As far as the recruiting process to play collegiate football, Carr said it was something that was built over time — with Sloan getting his name out to recruiters in his freshman season.
“My freshman year, I was like 5’7”, 155 — I didn’t really play football like that. I played in middle school, but I was on the line and stuff like that,” the Leopard senior expressed. “I was being doubted a lot. But coming into my freshman year, I told Coach Sloan what I was going through. He talked to me about it.”
The beginning of a series of tribulations that Carr would eventually experience had just unfolded. The person that Carr was in a relationship with passed away, affecting the young athlete.
“I started talking to him (Sloan) about that, and he was there for me. Throughout my first year, he started texting coaches about me and sending film,” Carr shared.
Under the guidance of Sloan and coaches at out-of-state camps, Carr said he began working on different aspects of his game to better himself on the field for his sophomore and junior campaigns.
And then, more tragedy struck for the Lakewood athlete. Prior to his junior football season starting, his mother passed away. Adding to that, he was injured early in the season. But, Carr said, he didn’t allow that to keep him down or deter him from football greatness.
“Coaches weren’t looking at me (in a recruiting sense) anymore,” Carr said, about his junior year injury. “But when I came back, I just used that as motivation. I started reaching out to coaches.”
Carr was recruited and offered by other schools like Erskine, Chowan, West Virginia Wesleyan, St. Andrew’s, Ottawa, and McPherson College. But Methodist stuck to the Lakewood running back.

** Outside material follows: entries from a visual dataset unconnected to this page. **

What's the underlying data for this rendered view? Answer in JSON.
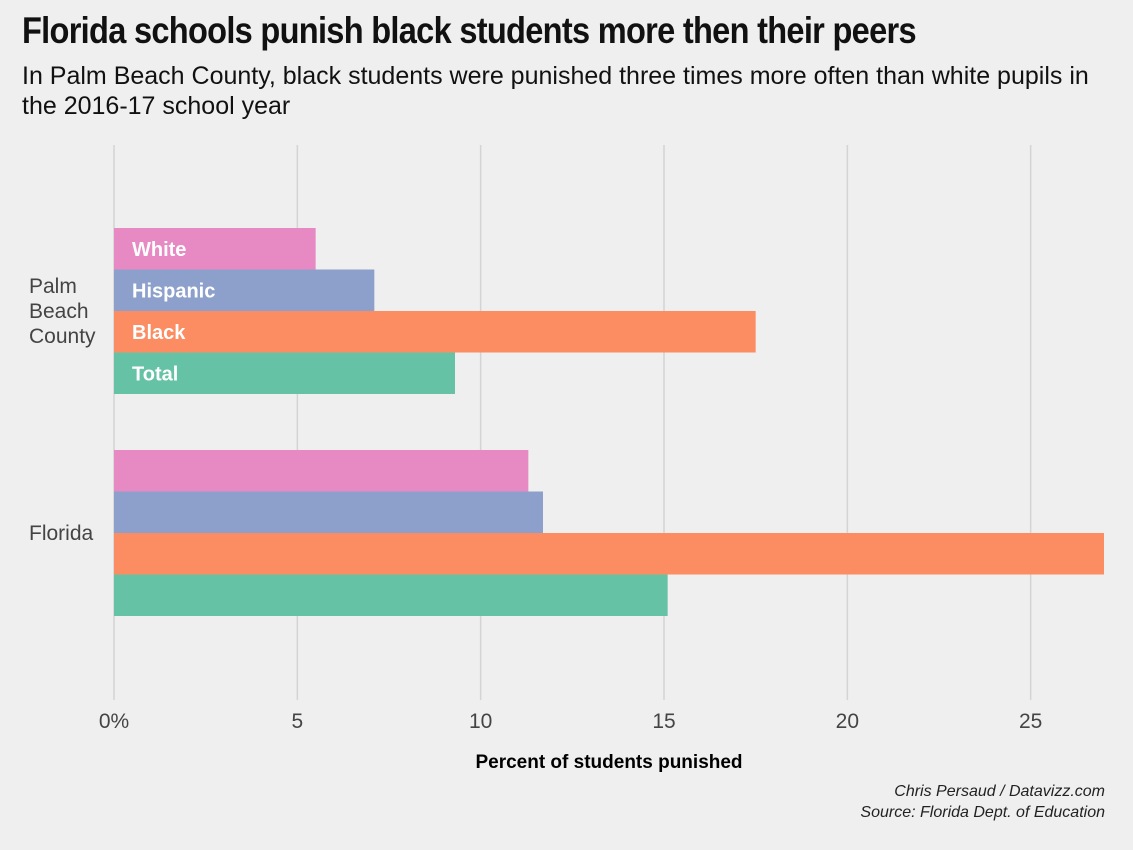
{
  "title": "Florida schools punish black students more then their peers",
  "subtitle": "In Palm Beach County, black students were punished three times more often than white pupils in the 2016-17 school year",
  "caption": {
    "line1": "Chris Persaud / Datavizz.com",
    "line2": "Source: Florida Dept. of Education"
  },
  "chart_data": {
    "type": "bar",
    "orientation": "horizontal",
    "categories": [
      [
        "Palm",
        "Beach",
        "County"
      ],
      [
        "Florida"
      ]
    ],
    "series": [
      {
        "name": "White",
        "color": "#e78ac3",
        "values": [
          5.5,
          11.3
        ]
      },
      {
        "name": "Hispanic",
        "color": "#8da0cb",
        "values": [
          7.1,
          11.7
        ]
      },
      {
        "name": "Black",
        "color": "#fc8d62",
        "values": [
          17.5,
          27.0
        ]
      },
      {
        "name": "Total",
        "color": "#66c2a5",
        "values": [
          9.3,
          15.1
        ]
      }
    ],
    "xlabel": "Percent of students punished",
    "xticks": [
      "0%",
      "5",
      "10",
      "15",
      "20",
      "25"
    ],
    "xlim": [
      0,
      27
    ],
    "grid": true,
    "legend": "inside bars, first group"
  }
}
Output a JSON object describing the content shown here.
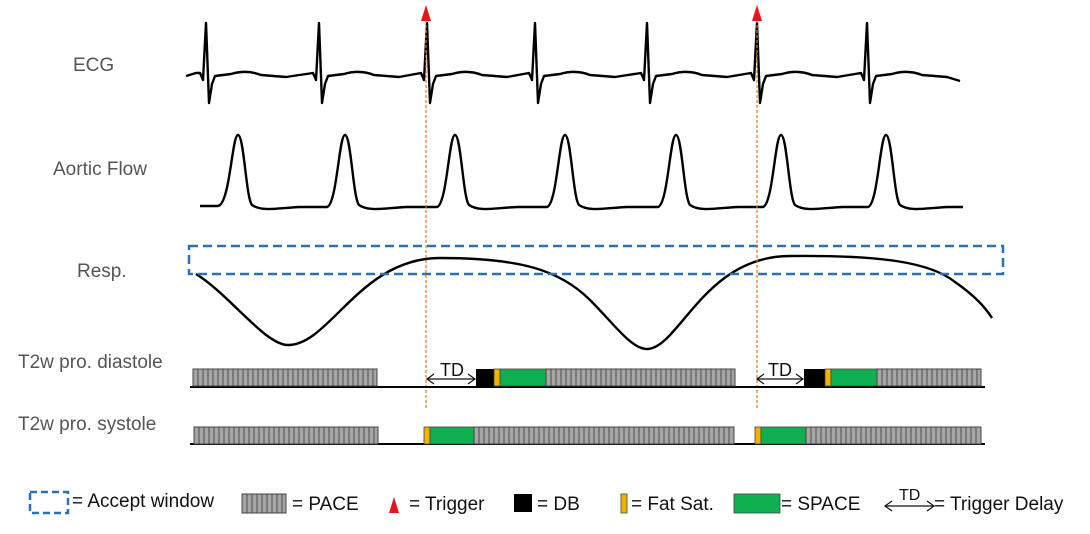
{
  "tracks": {
    "ecg": "ECG",
    "aortic_flow": "Aortic Flow",
    "resp": "Resp.",
    "diastole": "T2w pro. diastole",
    "systole": "T2w pro. systole"
  },
  "annotations": {
    "td": "TD"
  },
  "legend": {
    "accept_window": "= Accept window",
    "pace": "= PACE",
    "trigger": "= Trigger",
    "db": "= DB",
    "fat_sat": "= Fat Sat.",
    "space": "= SPACE",
    "td_symbol": "TD",
    "trigger_delay": "= Trigger Delay"
  },
  "colors": {
    "trigger": "#e8141c",
    "trigger_line": "#e07a1e",
    "accept_window": "#2a72b5",
    "pace": "#a6a6a6",
    "db": "#000000",
    "fat_sat": "#f0b400",
    "space": "#10b050",
    "waveform": "#000000"
  }
}
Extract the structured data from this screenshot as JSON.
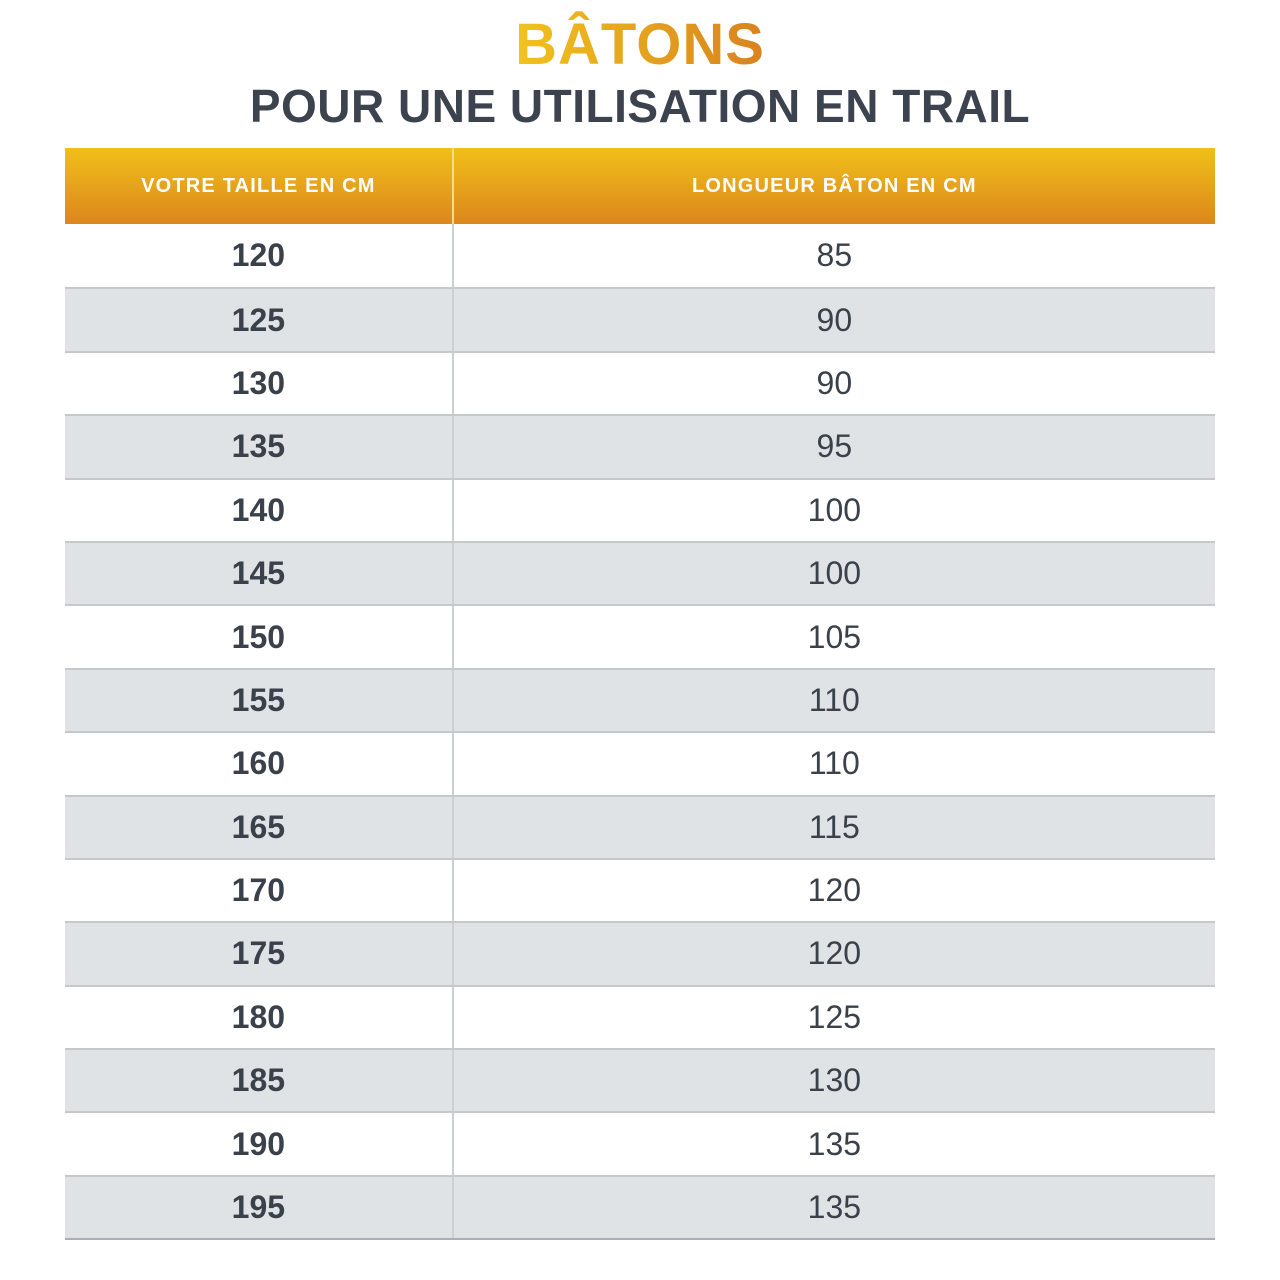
{
  "header": {
    "title": "BÂTONS",
    "subtitle": "POUR UNE UTILISATION EN TRAIL"
  },
  "colors": {
    "title_gradient_start": "#F2C31C",
    "title_gradient_end": "#D8821F",
    "header_gradient_top": "#EFC01A",
    "header_gradient_bottom": "#DD861D",
    "header_text": "#FFFFFF",
    "subtitle_color": "#3C434E",
    "cell_text": "#3A414B",
    "row_alt_bg": "#E0E3E6",
    "row_border": "#C6C9CC"
  },
  "chart_data": {
    "type": "table",
    "title": "BÂTONS POUR UNE UTILISATION EN TRAIL",
    "columns": [
      "VOTRE TAILLE EN CM",
      "LONGUEUR BÂTON EN CM"
    ],
    "rows": [
      [
        120,
        85
      ],
      [
        125,
        90
      ],
      [
        130,
        90
      ],
      [
        135,
        95
      ],
      [
        140,
        100
      ],
      [
        145,
        100
      ],
      [
        150,
        105
      ],
      [
        155,
        110
      ],
      [
        160,
        110
      ],
      [
        165,
        115
      ],
      [
        170,
        120
      ],
      [
        175,
        120
      ],
      [
        180,
        125
      ],
      [
        185,
        130
      ],
      [
        190,
        135
      ],
      [
        195,
        135
      ]
    ]
  }
}
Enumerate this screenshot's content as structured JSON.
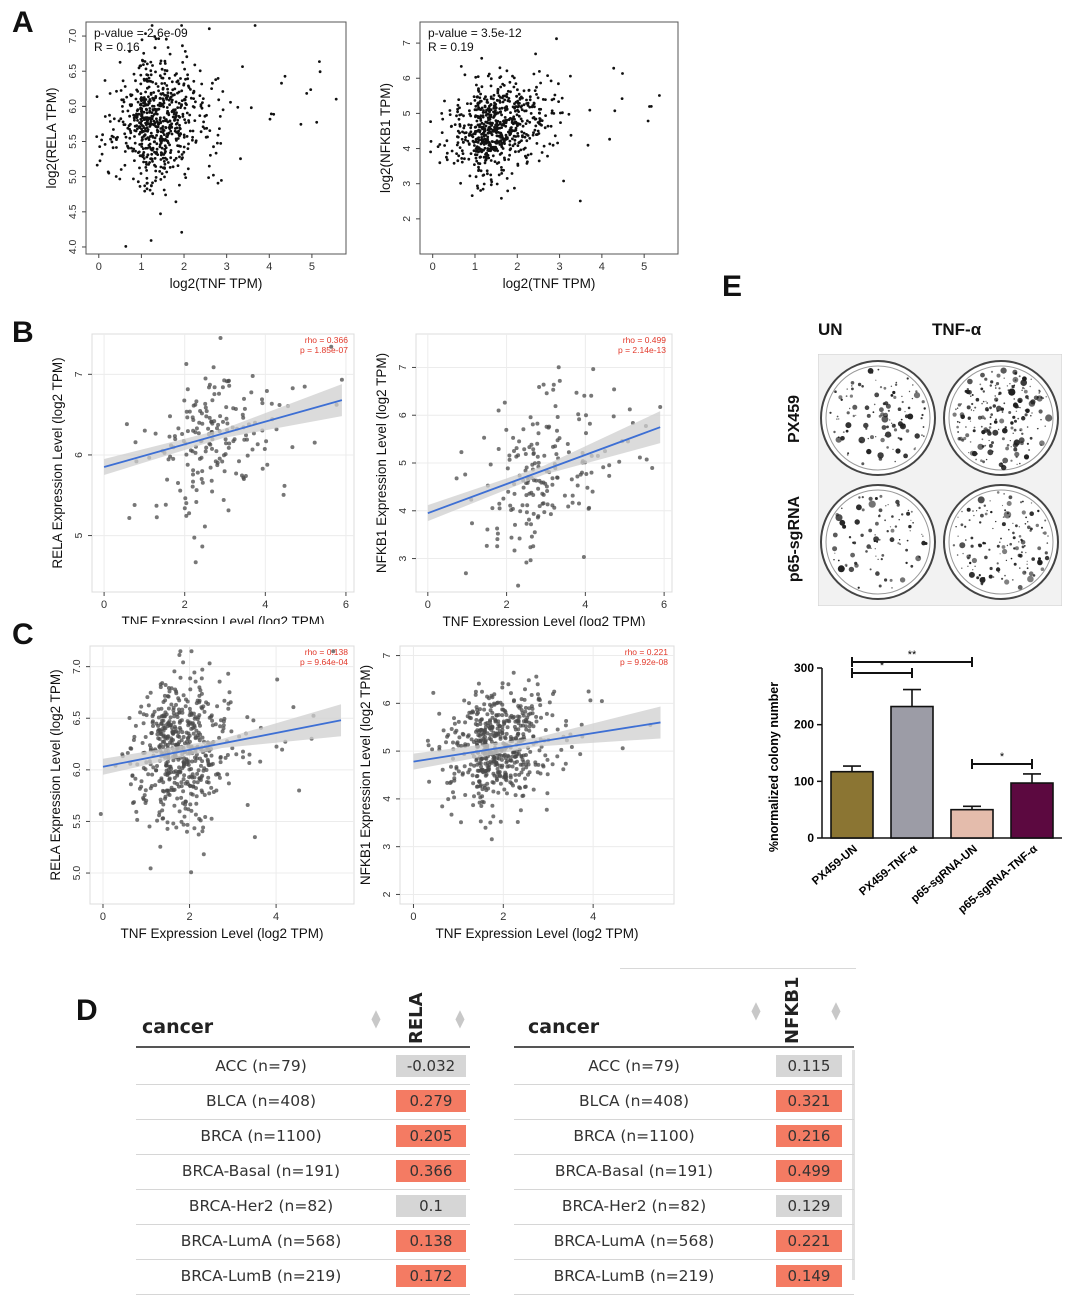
{
  "panel_labels": {
    "a": "A",
    "b": "B",
    "c": "C",
    "d": "D",
    "e": "E"
  },
  "chart_data": [
    {
      "id": "A1",
      "type": "scatter",
      "stats": [
        "p-value = 2.6e-09",
        "R = 0.16"
      ],
      "xlabel": "log2(TNF TPM)",
      "ylabel": "log2(RELA TPM)",
      "xlim": [
        -0.3,
        5.8
      ],
      "ylim": [
        3.9,
        7.2
      ],
      "xticks": [
        0,
        1,
        2,
        3,
        4,
        5
      ],
      "yticks": [
        4.0,
        4.5,
        5.0,
        5.5,
        6.0,
        6.5,
        7.0
      ],
      "ytick_labels": [
        "4.0",
        "4.5",
        "5.0",
        "5.5",
        "6.0",
        "6.5",
        "7.0"
      ],
      "sim": {
        "n": 700,
        "xmean": 0.95,
        "xsd": 0.75,
        "ymean": 5.75,
        "ysd": 0.45,
        "slope": 0.09,
        "xmax": 5.6,
        "seed": 11
      }
    },
    {
      "id": "A2",
      "type": "scatter",
      "stats": [
        "p-value = 3.5e-12",
        "R = 0.19"
      ],
      "xlabel": "log2(TNF TPM)",
      "ylabel": "log2(NFKB1 TPM)",
      "xlim": [
        -0.3,
        5.8
      ],
      "ylim": [
        1.0,
        7.6
      ],
      "xticks": [
        0,
        1,
        2,
        3,
        4,
        5
      ],
      "yticks": [
        2,
        3,
        4,
        5,
        6,
        7
      ],
      "ytick_labels": [
        "2",
        "3",
        "4",
        "5",
        "6",
        "7"
      ],
      "sim": {
        "n": 700,
        "xmean": 1.0,
        "xsd": 0.8,
        "ymean": 4.5,
        "ysd": 0.7,
        "slope": 0.2,
        "xmax": 5.6,
        "seed": 23
      }
    },
    {
      "id": "B1",
      "type": "scatter",
      "rho": "rho = 0.366",
      "p": "p = 1.85e-07",
      "xlabel": "TNF Expression Level (log2 TPM)",
      "ylabel": "RELA Expression Level (log2 TPM)",
      "xlim": [
        -0.3,
        6.2
      ],
      "ylim": [
        4.3,
        7.5
      ],
      "xticks": [
        0,
        2,
        4,
        6
      ],
      "yticks": [
        5,
        6,
        7
      ],
      "ytick_labels": [
        "5",
        "6",
        "7"
      ],
      "fit": {
        "x0": 0,
        "y0": 5.85,
        "x1": 5.9,
        "y1": 6.68
      },
      "sim": {
        "n": 190,
        "xmean": 2.0,
        "xsd": 1.1,
        "ymean": 6.1,
        "ysd": 0.5,
        "slope": 0.14,
        "xmax": 5.9,
        "seed": 37
      }
    },
    {
      "id": "B2",
      "type": "scatter",
      "rho": "rho = 0.499",
      "p": "p = 2.14e-13",
      "xlabel": "TNF Expression Level (log2 TPM)",
      "ylabel": "NFKB1 Expression Level (log2 TPM)",
      "xlim": [
        -0.3,
        6.2
      ],
      "ylim": [
        2.3,
        7.7
      ],
      "xticks": [
        0,
        2,
        4,
        6
      ],
      "yticks": [
        3,
        4,
        5,
        6,
        7
      ],
      "ytick_labels": [
        "3",
        "4",
        "5",
        "6",
        "7"
      ],
      "fit": {
        "x0": 0,
        "y0": 3.95,
        "x1": 5.9,
        "y1": 5.75
      },
      "sim": {
        "n": 190,
        "xmean": 2.2,
        "xsd": 1.2,
        "ymean": 4.6,
        "ysd": 0.8,
        "slope": 0.3,
        "xmax": 5.9,
        "seed": 41
      }
    },
    {
      "id": "C1",
      "type": "scatter",
      "rho": "rho = 0.138",
      "p": "p = 9.64e-04",
      "xlabel": "TNF Expression Level (log2 TPM)",
      "ylabel": "RELA Expression Level (log2 TPM)",
      "xlim": [
        -0.3,
        5.8
      ],
      "ylim": [
        4.7,
        7.2
      ],
      "xticks": [
        0,
        2,
        4
      ],
      "yticks": [
        5.0,
        5.5,
        6.0,
        6.5,
        7.0
      ],
      "ytick_labels": [
        "5.0",
        "5.5",
        "6.0",
        "6.5",
        "7.0"
      ],
      "fit": {
        "x0": 0,
        "y0": 6.03,
        "x1": 5.5,
        "y1": 6.48
      },
      "sim": {
        "n": 560,
        "xmean": 1.3,
        "xsd": 0.75,
        "ymean": 6.15,
        "ysd": 0.35,
        "slope": 0.08,
        "xmax": 5.5,
        "seed": 53
      }
    },
    {
      "id": "C2",
      "type": "scatter",
      "rho": "rho = 0.221",
      "p": "p = 9.92e-08",
      "xlabel": "TNF Expression Level (log2 TPM)",
      "ylabel": "NFKB1 Expression Level (log2 TPM)",
      "xlim": [
        -0.3,
        5.8
      ],
      "ylim": [
        1.8,
        7.2
      ],
      "xticks": [
        0,
        2,
        4
      ],
      "yticks": [
        2,
        3,
        4,
        5,
        6,
        7
      ],
      "ytick_labels": [
        "2",
        "3",
        "4",
        "5",
        "6",
        "7"
      ],
      "fit": {
        "x0": 0,
        "y0": 4.78,
        "x1": 5.5,
        "y1": 5.6
      },
      "sim": {
        "n": 560,
        "xmean": 1.4,
        "xsd": 0.8,
        "ymean": 5.05,
        "ysd": 0.6,
        "slope": 0.15,
        "xmax": 5.5,
        "seed": 67
      }
    },
    {
      "id": "E_bar",
      "type": "bar",
      "ylabel": "%normalized colony number",
      "categories": [
        "PX459-UN",
        "PX459-TNF-α",
        "p65-sgRNA-UN",
        "p65-sgRNA-TNF-α"
      ],
      "values": [
        117,
        232,
        50,
        97
      ],
      "errors": [
        10,
        30,
        6,
        16
      ],
      "colors": [
        "#8b7533",
        "#9c9ca6",
        "#e4bcac",
        "#5c0940"
      ],
      "ylim": [
        0,
        300
      ],
      "yticks": [
        0,
        100,
        200,
        300
      ],
      "ytick_labels": [
        "0",
        "100",
        "200",
        "300"
      ],
      "significance": [
        {
          "from": 0,
          "to": 1,
          "label": "*"
        },
        {
          "from": 0,
          "to": 2,
          "label": "**"
        },
        {
          "from": 2,
          "to": 3,
          "label": "*"
        }
      ]
    },
    {
      "id": "D_rela",
      "type": "table",
      "columns": [
        "cancer",
        "RELA"
      ],
      "rows": [
        {
          "cancer": "ACC (n=79)",
          "value": "-0.032",
          "color": "#d6d6d6"
        },
        {
          "cancer": "BLCA (n=408)",
          "value": "0.279",
          "color": "#f47b63"
        },
        {
          "cancer": "BRCA (n=1100)",
          "value": "0.205",
          "color": "#f47b63"
        },
        {
          "cancer": "BRCA-Basal (n=191)",
          "value": "0.366",
          "color": "#f47b63"
        },
        {
          "cancer": "BRCA-Her2 (n=82)",
          "value": "0.1",
          "color": "#d6d6d6"
        },
        {
          "cancer": "BRCA-LumA (n=568)",
          "value": "0.138",
          "color": "#f47b63"
        },
        {
          "cancer": "BRCA-LumB (n=219)",
          "value": "0.172",
          "color": "#f47b63"
        }
      ]
    },
    {
      "id": "D_nfkb1",
      "type": "table",
      "columns": [
        "cancer",
        "NFKB1"
      ],
      "rows": [
        {
          "cancer": "ACC (n=79)",
          "value": "0.115",
          "color": "#d6d6d6"
        },
        {
          "cancer": "BLCA (n=408)",
          "value": "0.321",
          "color": "#f47b63"
        },
        {
          "cancer": "BRCA (n=1100)",
          "value": "0.216",
          "color": "#f47b63"
        },
        {
          "cancer": "BRCA-Basal (n=191)",
          "value": "0.499",
          "color": "#f47b63"
        },
        {
          "cancer": "BRCA-Her2 (n=82)",
          "value": "0.129",
          "color": "#d6d6d6"
        },
        {
          "cancer": "BRCA-LumA (n=568)",
          "value": "0.221",
          "color": "#f47b63"
        },
        {
          "cancer": "BRCA-LumB (n=219)",
          "value": "0.149",
          "color": "#f47b63"
        }
      ]
    }
  ],
  "colony": {
    "col_labels": [
      "UN",
      "TNF-α"
    ],
    "row_labels": [
      "PX459",
      "p65-sgRNA"
    ]
  },
  "colors": {
    "fit_line": "#3d6fd4",
    "ci_band": "#cfcfcf",
    "stat_red": "#e2392b",
    "positive": "#f47b63",
    "neutral": "#d6d6d6"
  }
}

“It just felt like home when I went on a visit,” he said. “I went on a visit three or four times and just by having a good relationship with Coach (Jakob) Woods and just talking to him and the rest of the coaching staff, and the players that were already there — it just made it feel like home.”
Carr also added that he picked Methodist “because it was one of the lowest division schools, and I just want to be different from everybody else and make a name for myself — I want so show people that anything is possible no matter what division the school is.” Methodist competes in Division III athletics, and Carr will be pursuing a degree in sports management on an academic scholarship.